Digital education for building health workforce capacity

Overview
Building health workforce capacity in countries requires major barriers to be overcome in order to achieve the Sustainable Development Goals, universal health coverage, and other health targets proposed in the WHO Thirteenth General Programme of Work (GPW13).
Global health mandates and resolutions have consistently emphasized the need for health workforce strengthening through lifelong learning opportunities. A thematic analysis of recent global health-related international resolutions (including United Nations General Assembly resolutions, World Health Assembly resolutions and other intergovernmental organizational strategies and workforce related strategies) reveals an urgent need to address global health workforce challenges to deliver better health services performance and outcomes. These concerns are presented under key themes and sub-themes that provide a framework for policy directives on digital education (also known as e-learning) to address health workers’ issues. This broad array of educational needs differs by setting. Some relevant examples include the need to increase student enrolment, improve learning outcomes, deliver education to health workers in remote areas, strengthen the competency of educators and enable lifelong learning.

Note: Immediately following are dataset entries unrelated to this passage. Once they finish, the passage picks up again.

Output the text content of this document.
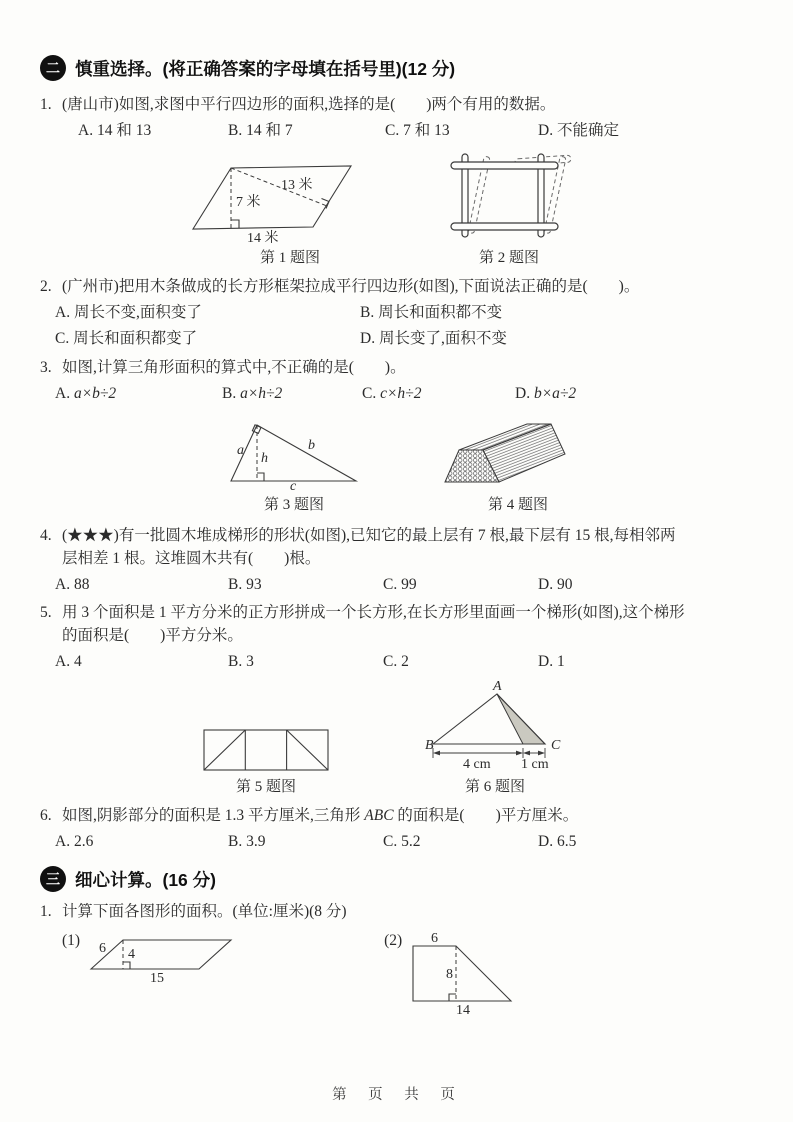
二 慎重选择。(将正确答案的字母填在括号里)(12 分)
1. (唐山市)如图,求图中平行四边形的面积,选择的是(　　)两个有用的数据。
A. 14 和 13	B. 14 和 7	C. 7 和 13	D. 不能确定
13 米
7 米
14 米
第 1 题图	第 2 题图
2. (广州市)把用木条做成的长方形框架拉成平行四边形(如图),下面说法正确的是(　　)。
A. 周长不变,面积变了	B. 周长和面积都不变
C. 周长和面积都变了	D. 周长变了,面积不变
3. 如图,计算三角形面积的算式中,不正确的是(　　)。
A. a×b÷2	B. a×h÷2	C. c×h÷2	D. b×a÷2
a
h
b
c
第 3 题图	第 4 题图
4. (★★★)有一批圆木堆成梯形的形状(如图),已知它的最上层有 7 根,最下层有 15 根,每相邻两
层相差 1 根。这堆圆木共有(　　)根。
A. 88	B. 93	C. 99	D. 90
5. 用 3 个面积是 1 平方分米的正方形拼成一个长方形,在长方形里面画一个梯形(如图),这个梯形
的面积是(　　)平方分米。
A. 4	B. 3	C. 2	D. 1
第 5 题图
A
B	C
4 cm 1 cm
第 6 题图
6. 如图,阴影部分的面积是 1.3 平方厘米,三角形 ABC 的面积是(　　)平方厘米。
A. 2.6	B. 3.9	C. 5.2	D. 6.5
三 细心计算。(16 分)
1. 计算下面各图形的面积。(单位:厘米)(8 分)
(1) 6 4
15
(2) 6
8
14
第 页 共 页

Digital education has the potential to improve the competencies and satisfaction of health professionals. However, the effectiveness of digital methods depends upon the manner of implementation. Published studies that point to the benefits of digital health education have been found to have variable evidence quality and limited generalizability. Effectiveness of digital health education and outcomes vary widely depending on the learning objectives, modality (e.g. mobile phones, online digital education, virtual reality, serious gaming and gamification), delivery mode (e.g. fully digital or blended), instructional method (e.g. simulations, direct instruction), assessment methods (i.e. use of validated or non-validated instruments), learning pedagogies (e.g. digital problem-based learning or digital team-based learning), study population (e.g. nurses, allied health professionals, doctors), and the topic, discipline and health condition being taught (e.g. smoking cessation, diabetes management, domestic violence, antibiotic management, dermatology, child health, elderly care). The phenomenon of the digital divide is also important from an implementation perspective as it exists both within and between countries, and may be a significant barrier for students, limiting equal access to digital education. Further research, rigorous evaluations, audits, investments and collaborations are required to optimize approaches for the effective use of digital education.